Alek manoseó las ajadas charreteras de su chaqueta.

—Debo impresionar a un embajador y dudo que los sastres de Tokio sean caros.

—No estoy hablando del coste, Alek. Y, de todos modos, estáis prácticamente sin un penique.

El conde miró por la ventana. Uno de los capiteles de Tokio se deslizaba por debajo de ellos, alarmantemente cerca de la barquilla.

—Estoy hablando de esa chica.

Alek cogió la cazadora de vuelo de seda que había vestido la noche de la Revolución otomana.

—Se llama Deryn.

—Se llame como se llame, por fin habíais conseguido escapar de su influencia. ¿Por qué arriesgarse a enredaros otra vez?

—Deryn no es un enredo —Alek se puso la chaqueta y estudió el efecto—. Es una amiga y además una útil aliada.

—¿Útil? Solamente porque por fin se ha llevado a aquella bestia.

Alek no respondió. Deryn se había acercado a su camarote la noche pasada para pedirle «prestado» a Bovril. El muchacho descubrió que echaba de menos el peso de la criatura en su hombro y sus murmullos en el oído. El loris perspicaz le había ofrecido consuelo cuando sentía que todo el mundo le había traicionado.

—No podéis confiar en ella —dijo Volger.

—Tampoco puedo confiar en usted, conde, y Deryn por lo menos puede contarme las decisiones que toman los oficiales del Leviathan.

—Estos últimos días Tesla piensa por ellos. ¡Imagínese, intentar requisar toda esta nave para llevarle, a él, a América! Es una locura pensar que el Almirantazgo se lo permitirá.

Alek enarcó una ceja.

—Ya sabrá que fue idea mía.

—Ah, sí, claro —con un suspiro Volger se levantó del escritorio y se dirigió a su baúl de viaje—. Vais a asistir a un acto diplomático y no a un baile de disfraces.

Alek se quitó su cazadora de vuelo otomana.

—Tal vez sea demasiado estridente para un embajador británico.

—Os estáis arriesgando al confiar en Tesla.

—Él quiere la paz y tiene el poder de conseguirla.

—Esperemos que tengáis razón, Su Serena Majestad. Porque si le apoyáis públicamente y más tarde resulta que este hombre está loco, todo el mundo pensará que vos también lo estáis. ¿Y, si es así, acaso creéis que el pueblo austrohúngaro querrá a un joven loco por emperador?

Volger, que estaba revolviendo en su baúl, no se dio cuenta de que Alek le estaba mirando. El conde sacó una capa azul marino con un cuello rojo.
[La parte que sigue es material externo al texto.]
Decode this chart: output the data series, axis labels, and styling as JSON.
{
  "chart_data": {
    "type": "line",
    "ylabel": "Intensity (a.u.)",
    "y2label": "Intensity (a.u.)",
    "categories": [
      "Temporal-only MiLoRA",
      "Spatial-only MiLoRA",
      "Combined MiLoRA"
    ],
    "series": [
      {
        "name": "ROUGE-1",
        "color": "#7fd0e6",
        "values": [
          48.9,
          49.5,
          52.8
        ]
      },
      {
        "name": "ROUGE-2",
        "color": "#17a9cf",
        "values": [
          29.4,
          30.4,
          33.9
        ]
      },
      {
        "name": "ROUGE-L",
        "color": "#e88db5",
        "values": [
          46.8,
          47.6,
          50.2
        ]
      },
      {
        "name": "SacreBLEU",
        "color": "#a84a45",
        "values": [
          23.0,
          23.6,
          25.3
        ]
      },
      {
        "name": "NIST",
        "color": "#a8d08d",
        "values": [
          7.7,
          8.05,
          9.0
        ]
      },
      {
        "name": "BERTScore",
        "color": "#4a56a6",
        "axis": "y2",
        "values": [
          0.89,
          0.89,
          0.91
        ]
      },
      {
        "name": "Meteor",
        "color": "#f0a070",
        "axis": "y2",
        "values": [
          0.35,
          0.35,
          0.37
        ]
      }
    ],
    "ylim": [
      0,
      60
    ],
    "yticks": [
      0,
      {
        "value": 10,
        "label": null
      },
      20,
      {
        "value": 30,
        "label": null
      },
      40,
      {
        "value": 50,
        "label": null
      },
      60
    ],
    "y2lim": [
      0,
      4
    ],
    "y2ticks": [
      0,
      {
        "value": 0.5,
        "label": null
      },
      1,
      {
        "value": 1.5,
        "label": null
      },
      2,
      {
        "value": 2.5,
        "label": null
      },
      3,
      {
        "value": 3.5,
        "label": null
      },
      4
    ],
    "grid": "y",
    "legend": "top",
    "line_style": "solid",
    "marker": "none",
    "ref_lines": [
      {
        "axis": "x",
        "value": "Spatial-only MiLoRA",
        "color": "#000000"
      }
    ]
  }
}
—Este es mi uniforme de caballería de la Casa de los Hausburgo.

Alek preguntó:

—¿Usted cree que me estoy comportando como un loco?

—Creo que estáis intentando hacer algo bueno, pero hacer el bien pocas veces es fácil y un arma jamás ha detenido una guerra —el conde Volger le entregó el uniforme de caballería—. Pero quién sabe, tal vez el gran inventor haya cambiado incluso esto.

—Y usted quería asesinarle —Alek se puso la chaqueta. Las mangas eran demasiado largas, por supuesto, pero un sastre adecuado podría ponerle remedio—. O es que todo este asunto era simplemente una burda treta para sacarme de mi enfurruñamiento.

El conde sonrió.

—Dos pájaros de un solo tiro.

Las calles de Tokio estaban abarrotadas de tranvías de vapor, transeúntes y bestias de carga. El sol matutino se alzaba ya por encima de los edificios ribeteándolos con sus rayos, pero las tiras de farolillos colgantes de papel aún brillaban encendidos. Cada uno de ellos estaba lleno de pequeños enjambres de insectos titilando como un puñado de estrellas.

Alek siempre se sentía incómodo entre la multitud y allí en Tokio notaba que llamaba especialmente la atención. No había otros europeos por la ciudad, excepto el par de marines que le seguían. La mayoría de los hombres japoneses vestían ropas occidentales, pero las mujeres iban vestidas con largos vestidos teñidos con estampados de color índigo y escarlata, con anchos cinturones de seda atados con lazos al final de la espalda. Alek intentó imaginarse a Deryn vestida de aquella forma, pero fracasó completamente.

Las dos tecnologías se mezclaban de una forma más elegante de lo que había esperado. Los tranvías soltaban nubes de humo, pero los más concurridos eran los tirados por unas yuntas de bueyescos, que les aportaban potencia extra. Unos pocos rickshaw trotaban detrás de caminantes diésel de dos patas; el resto eran tirados por unas criaturas achaparradas y escamosas que le recordaron inquietantemente a los kappa. Las líneas de telégrafo se entrelazaban en el aire sobre sus cabezas, pero los lagartos mensajeros corrían apresuradamente por ellas y las águilas mensajeras volaban entre las nubes.

—¿Ya nos hemos perdido? —preguntó Deryn.

—Perdido —declaró Bovril desde su hombro, y luego prosiguió balbuceando fragmentos en japonés.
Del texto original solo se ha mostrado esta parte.